The new, Los Angeles-based online professional network for Black talent, Valence, has launched a new initiative called the Valence Funding Network to link Black entrepreneurs with top partners at firms including Accel, Sequoia, GGV, First Round Capital, Bessemer Ventures, Greylock, Upfront Ventures and Collab Capital.

“For years, Black entrepreneurs have been told that Silicon Valley is a meritocracy, but at the same time most haven’t had access to the top networks, the warm introductions, and the mentorship that underpin lasting success in tech. Valence is upending this completely by bringing the top VCs to compete for the best Black entrepreneurs,” said Valence co-founder, Kobie Fuller, who also works as a general partner at Upfront Ventures. “We want to even the playing field with the goal of exponentially growing the number of Black-owned startups that get funded.”

Founded in November 2019, Valence is a still-small professional network that provides opportunities for Black entrepreneurs and professionals to connect with peers and mentors. So far, the company has a user base of around 8,000 members, but is growing rapidly, according to Fuller.

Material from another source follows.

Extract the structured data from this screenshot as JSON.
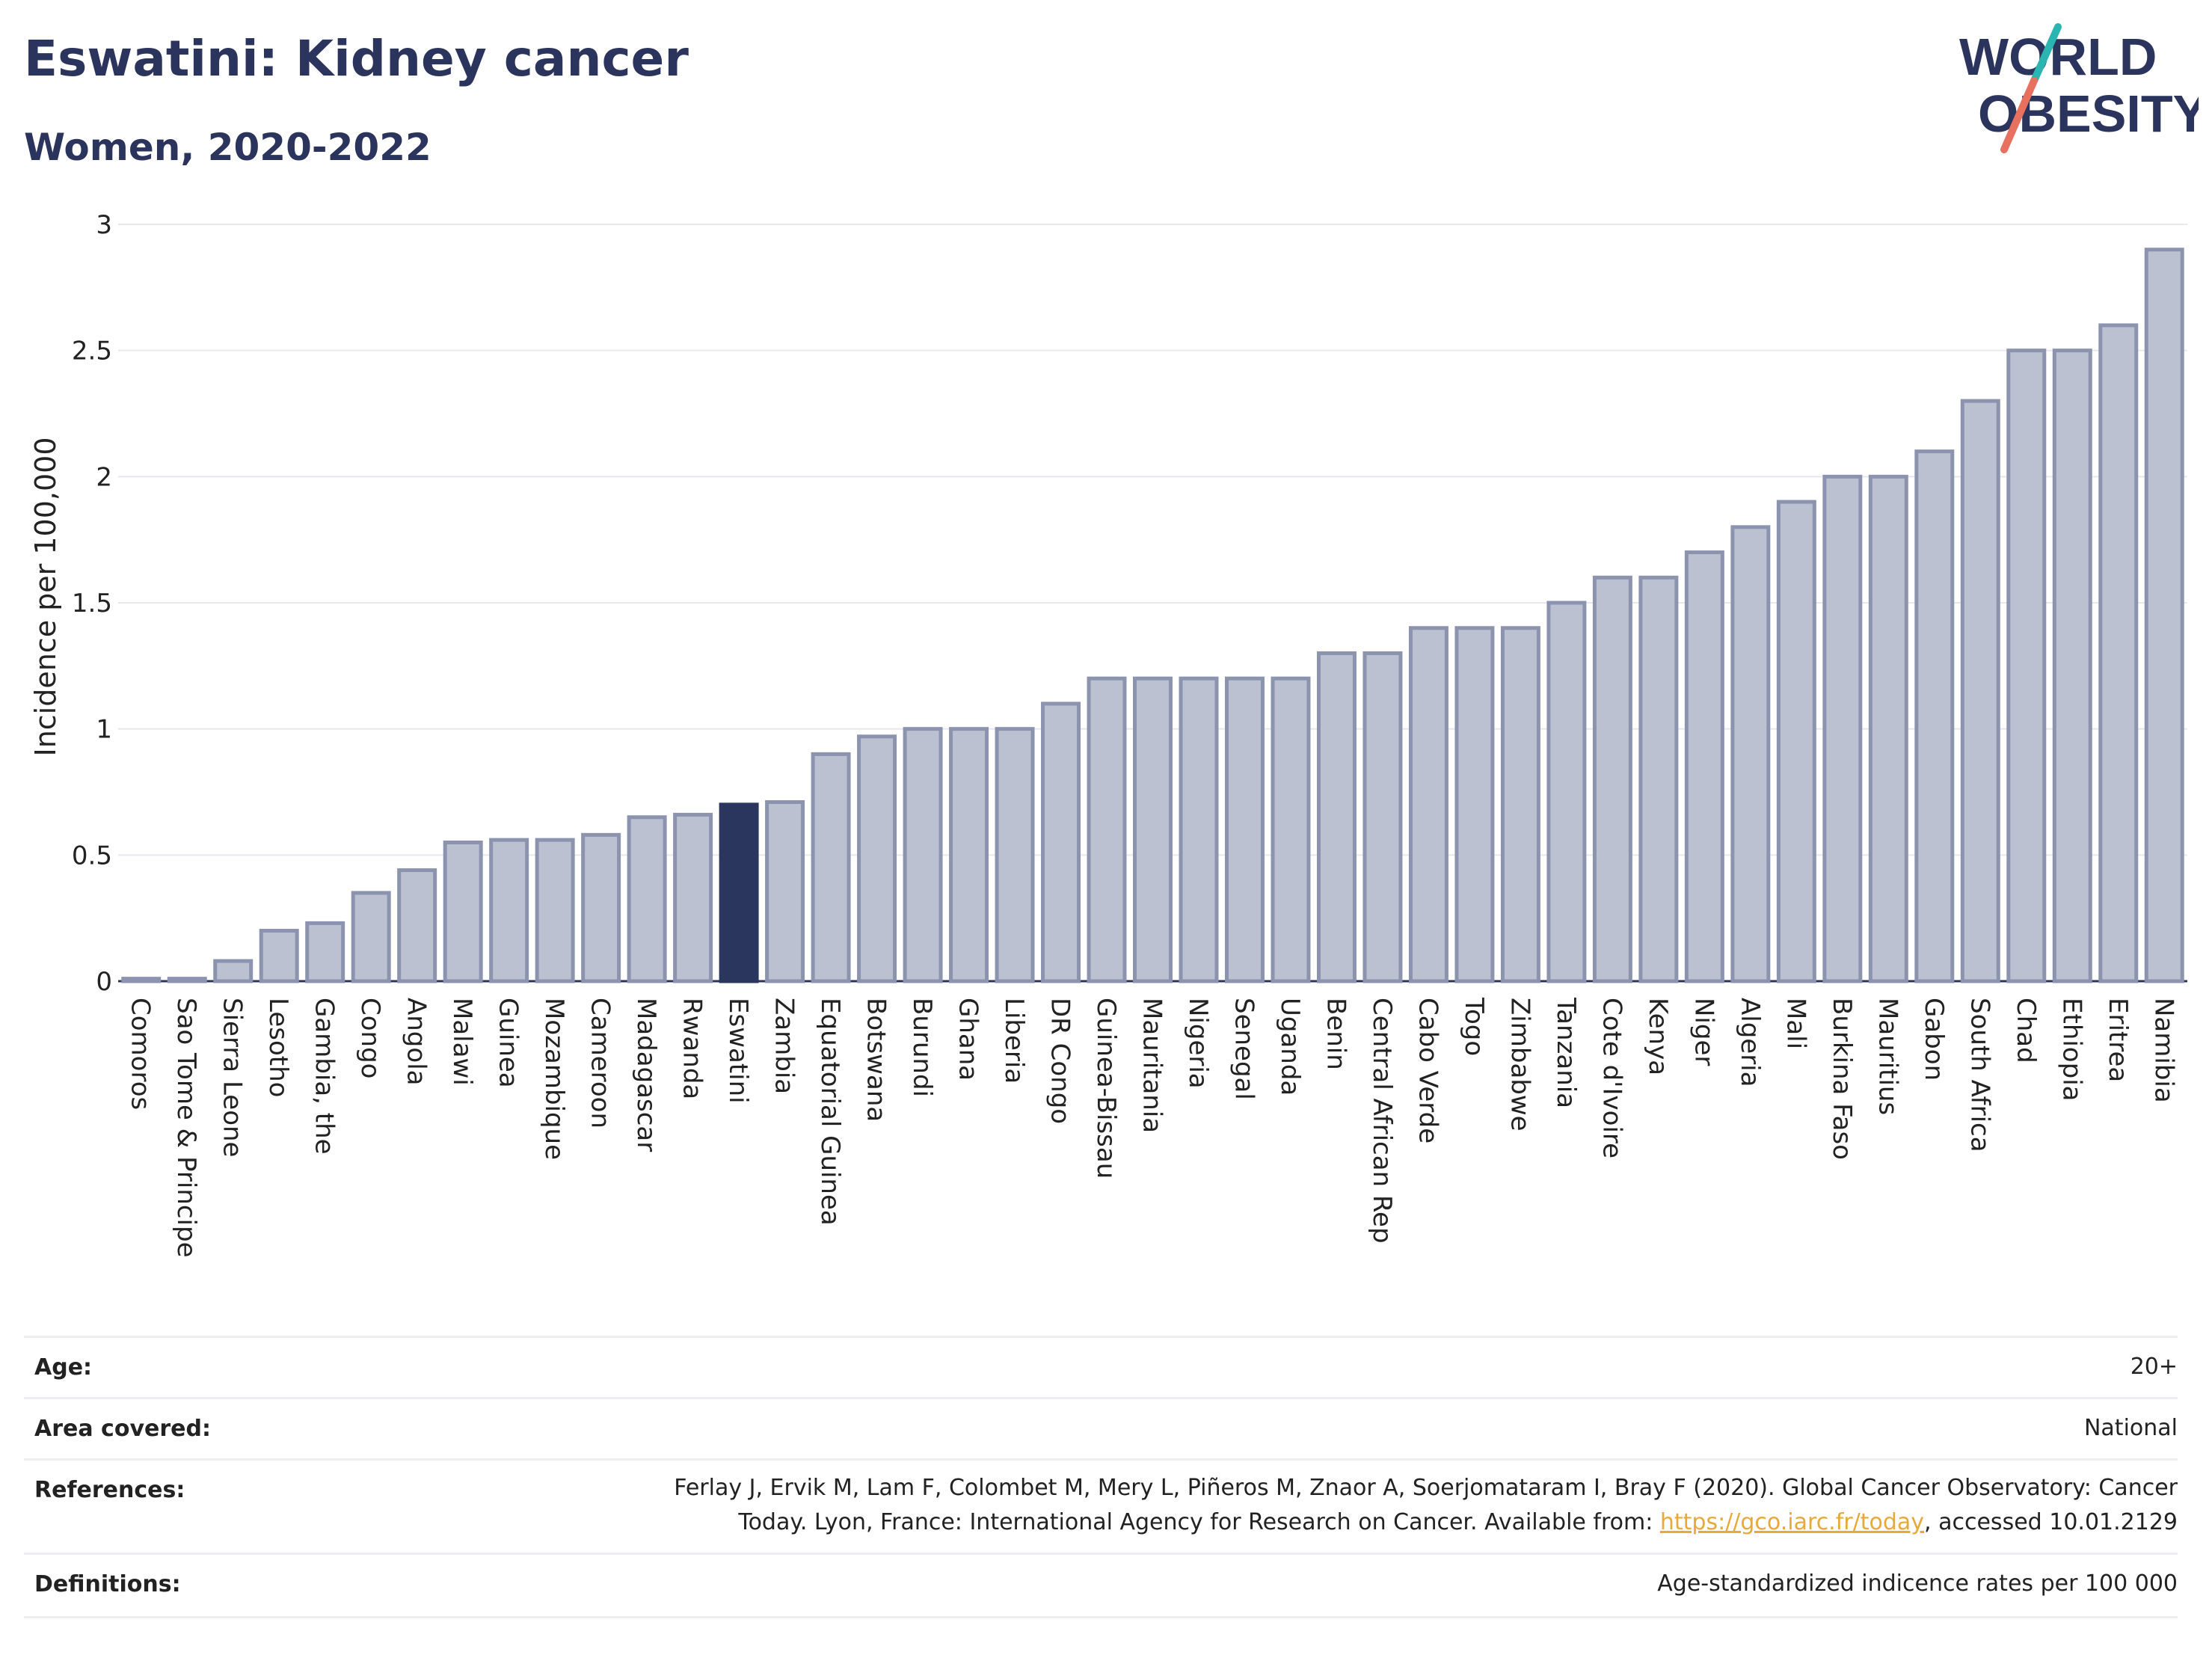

That growth may be boosted by the new initiative with investors. Through the Valence Funding Network Black founders and would-be founders have the opportunity to receive direct pitch coaching and mentorship from general partners and partners at some of the nation’s top venture firms. In all, the 26 firms that have committed to working with the Funding Network represent more than $60 billion in assets under management.

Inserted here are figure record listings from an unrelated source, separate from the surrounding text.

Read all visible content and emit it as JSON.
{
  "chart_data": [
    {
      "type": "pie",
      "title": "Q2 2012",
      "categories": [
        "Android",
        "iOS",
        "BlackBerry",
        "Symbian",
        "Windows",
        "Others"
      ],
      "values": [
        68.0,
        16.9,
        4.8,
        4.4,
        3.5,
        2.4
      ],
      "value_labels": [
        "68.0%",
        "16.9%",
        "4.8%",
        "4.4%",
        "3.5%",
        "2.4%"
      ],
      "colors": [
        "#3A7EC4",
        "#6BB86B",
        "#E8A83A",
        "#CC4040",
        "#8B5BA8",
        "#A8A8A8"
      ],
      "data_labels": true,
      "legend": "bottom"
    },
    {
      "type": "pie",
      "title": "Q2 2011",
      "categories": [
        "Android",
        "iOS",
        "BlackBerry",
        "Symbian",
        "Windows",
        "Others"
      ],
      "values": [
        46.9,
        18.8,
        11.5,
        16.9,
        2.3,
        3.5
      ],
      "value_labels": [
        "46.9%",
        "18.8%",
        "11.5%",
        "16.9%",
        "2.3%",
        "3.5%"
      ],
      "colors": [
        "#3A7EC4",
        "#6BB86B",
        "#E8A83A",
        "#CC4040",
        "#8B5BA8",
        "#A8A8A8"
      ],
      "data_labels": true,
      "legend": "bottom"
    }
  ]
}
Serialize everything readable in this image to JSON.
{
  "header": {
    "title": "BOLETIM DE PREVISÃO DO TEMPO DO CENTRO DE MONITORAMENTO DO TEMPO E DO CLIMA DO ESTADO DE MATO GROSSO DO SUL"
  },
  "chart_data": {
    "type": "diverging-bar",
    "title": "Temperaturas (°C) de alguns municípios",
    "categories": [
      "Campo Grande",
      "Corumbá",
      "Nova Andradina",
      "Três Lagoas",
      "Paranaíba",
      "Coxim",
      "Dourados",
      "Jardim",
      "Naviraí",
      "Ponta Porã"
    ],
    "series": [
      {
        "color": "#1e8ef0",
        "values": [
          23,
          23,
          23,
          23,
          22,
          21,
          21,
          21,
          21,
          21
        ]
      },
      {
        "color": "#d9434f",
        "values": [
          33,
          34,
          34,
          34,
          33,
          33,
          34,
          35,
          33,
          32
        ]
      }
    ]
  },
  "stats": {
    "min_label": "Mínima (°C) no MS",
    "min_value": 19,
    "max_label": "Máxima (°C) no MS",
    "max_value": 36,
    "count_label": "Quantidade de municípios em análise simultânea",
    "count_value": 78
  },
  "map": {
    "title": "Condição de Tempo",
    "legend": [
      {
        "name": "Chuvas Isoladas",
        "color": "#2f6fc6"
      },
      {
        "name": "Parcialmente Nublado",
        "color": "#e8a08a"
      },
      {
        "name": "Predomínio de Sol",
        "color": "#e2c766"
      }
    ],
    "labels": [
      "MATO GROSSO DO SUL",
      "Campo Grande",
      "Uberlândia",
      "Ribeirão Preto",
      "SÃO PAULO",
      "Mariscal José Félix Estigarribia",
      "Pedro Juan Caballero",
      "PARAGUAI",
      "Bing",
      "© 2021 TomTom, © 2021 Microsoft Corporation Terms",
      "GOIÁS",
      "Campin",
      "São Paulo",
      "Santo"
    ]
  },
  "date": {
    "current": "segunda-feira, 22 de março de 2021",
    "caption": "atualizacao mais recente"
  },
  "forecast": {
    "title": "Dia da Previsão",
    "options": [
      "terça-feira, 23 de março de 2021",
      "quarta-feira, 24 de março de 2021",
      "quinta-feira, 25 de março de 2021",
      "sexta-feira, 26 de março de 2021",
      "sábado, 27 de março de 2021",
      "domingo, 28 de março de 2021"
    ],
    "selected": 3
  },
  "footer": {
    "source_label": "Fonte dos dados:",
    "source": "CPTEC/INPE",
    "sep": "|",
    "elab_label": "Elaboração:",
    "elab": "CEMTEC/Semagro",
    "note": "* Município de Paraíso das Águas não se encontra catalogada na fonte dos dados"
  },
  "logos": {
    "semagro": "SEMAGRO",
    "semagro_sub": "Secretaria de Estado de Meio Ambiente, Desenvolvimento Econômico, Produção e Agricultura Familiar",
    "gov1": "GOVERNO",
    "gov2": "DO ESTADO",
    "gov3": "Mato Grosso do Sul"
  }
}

Some of the participating firms and investors include:

  • 645 Ventures — Nnamdi Okike
  • Accel — Rich Wong
  • Base10 — Ade Ajao
  • Bessemer — Elliott Robinson
  • Capital G — Gene Frantz
  • Collab Capital — Jewel Burks
  • Concrete Rose — Sean Mendy
  • Defy Partners — Neil Sequeira
  • Equal Ventures — Richard Kerby
  • First Round — Josh Kopelman
  • Forerunner — Brian O’Malley
  • Foundry — Brad Feld
  • General Catalyst — Peter Boyce
  • GGV — Hans Tung
  • Greylock — Sarah Guo
  • High Alpha — Scott Dorsey
  • Lightspeed — Mercedes Bent
  • Lux — Deena Shakir
  • Outlander — Paige Craig
  • Precursor — Charles Hudson
  • Redpoint — Annie Kadavy
  • Sequoia — Jess Lee
  • Sinai Ventures — Jordan Fudge
  • Spark Capital — Nabeel Hyatt
  • Techsquare Labs — Paul Judge
  • Union Square — Rebecca Kaden
  • Upfront — Kobie Fuller

As Valence noted in a press release, Black founders have been historically disenfranchised by the venture capital community. Only 1% of venture-funded startup founders are Black and the company believes that this underrepresentation contributes to America’s racial wealth gap, which sees roughly 13% of the United States population holding less than 3% of the nation’s total wealth. It’s Valence’s mission to change that statistic. 

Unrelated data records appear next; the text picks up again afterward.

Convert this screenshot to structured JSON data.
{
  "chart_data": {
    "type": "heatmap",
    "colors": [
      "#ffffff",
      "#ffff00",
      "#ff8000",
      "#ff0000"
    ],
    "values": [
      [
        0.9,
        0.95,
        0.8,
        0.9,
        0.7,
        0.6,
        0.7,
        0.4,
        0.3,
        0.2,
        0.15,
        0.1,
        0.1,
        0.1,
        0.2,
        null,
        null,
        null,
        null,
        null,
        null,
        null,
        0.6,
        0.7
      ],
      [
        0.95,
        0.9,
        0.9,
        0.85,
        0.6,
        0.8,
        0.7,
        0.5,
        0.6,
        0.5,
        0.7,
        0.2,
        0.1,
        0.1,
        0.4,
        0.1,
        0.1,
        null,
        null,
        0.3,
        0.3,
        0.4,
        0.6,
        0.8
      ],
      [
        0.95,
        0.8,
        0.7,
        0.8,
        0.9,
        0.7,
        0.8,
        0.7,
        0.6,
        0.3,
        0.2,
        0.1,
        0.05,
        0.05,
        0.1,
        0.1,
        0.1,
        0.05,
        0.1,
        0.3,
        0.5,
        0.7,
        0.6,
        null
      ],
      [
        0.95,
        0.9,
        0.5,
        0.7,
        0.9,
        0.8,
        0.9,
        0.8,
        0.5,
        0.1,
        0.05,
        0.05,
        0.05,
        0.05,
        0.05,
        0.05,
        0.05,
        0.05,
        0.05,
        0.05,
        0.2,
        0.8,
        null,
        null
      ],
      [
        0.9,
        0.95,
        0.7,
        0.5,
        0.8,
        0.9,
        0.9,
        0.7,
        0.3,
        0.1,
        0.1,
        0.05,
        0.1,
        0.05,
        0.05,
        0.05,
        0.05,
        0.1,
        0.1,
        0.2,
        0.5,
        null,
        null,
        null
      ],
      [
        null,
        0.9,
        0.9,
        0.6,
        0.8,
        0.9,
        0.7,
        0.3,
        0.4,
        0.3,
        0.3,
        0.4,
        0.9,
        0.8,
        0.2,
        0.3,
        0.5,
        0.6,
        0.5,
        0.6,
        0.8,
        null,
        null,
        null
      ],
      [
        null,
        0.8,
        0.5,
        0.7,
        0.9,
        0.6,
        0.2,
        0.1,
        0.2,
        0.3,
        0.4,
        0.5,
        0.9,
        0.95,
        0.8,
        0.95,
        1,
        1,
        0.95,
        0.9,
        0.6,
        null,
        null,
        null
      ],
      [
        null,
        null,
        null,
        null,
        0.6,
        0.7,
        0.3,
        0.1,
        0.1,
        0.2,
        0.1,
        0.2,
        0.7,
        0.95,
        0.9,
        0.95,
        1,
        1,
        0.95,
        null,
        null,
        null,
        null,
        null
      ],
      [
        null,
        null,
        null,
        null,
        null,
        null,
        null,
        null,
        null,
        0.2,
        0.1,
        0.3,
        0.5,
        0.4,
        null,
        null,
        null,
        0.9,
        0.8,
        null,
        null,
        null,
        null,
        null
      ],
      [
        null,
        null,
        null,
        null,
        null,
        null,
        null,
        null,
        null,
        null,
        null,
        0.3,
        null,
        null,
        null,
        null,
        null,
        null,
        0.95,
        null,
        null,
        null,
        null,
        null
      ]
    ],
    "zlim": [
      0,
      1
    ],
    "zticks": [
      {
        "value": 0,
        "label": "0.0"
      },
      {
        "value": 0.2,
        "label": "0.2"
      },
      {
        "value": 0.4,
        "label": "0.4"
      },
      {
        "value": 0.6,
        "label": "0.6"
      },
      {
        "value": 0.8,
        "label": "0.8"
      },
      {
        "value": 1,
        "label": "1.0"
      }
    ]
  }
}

Along with its new venture capital initiative, the company has also named a new chief executive officer, Guy Primus, the former chief executive of the Virtual Reality Company, an LA-based VR production studio. Primus also serves on the board of trustees of Southern California Public Radio, where he leads the strategic planning committee and is past chairman of the advisory board at Georgia Tech’s top-ranked school of industrial and systems engineering. 

“Facilitating success in the innovation economy is key to Valence’s mission. By creating the Valence Funding Network, we are eliminating one of the most formidable structural obstacles to success — the access to venture investors,” said Guy Primus, Valence’s new CEO. “Our mission has come into focus even more clearly. This moment in America is an urgent one and I feel called to help bring the Valence mission to life. 2020 has showcased how important it is for Black professionals to have as many financial and professional resources as possible.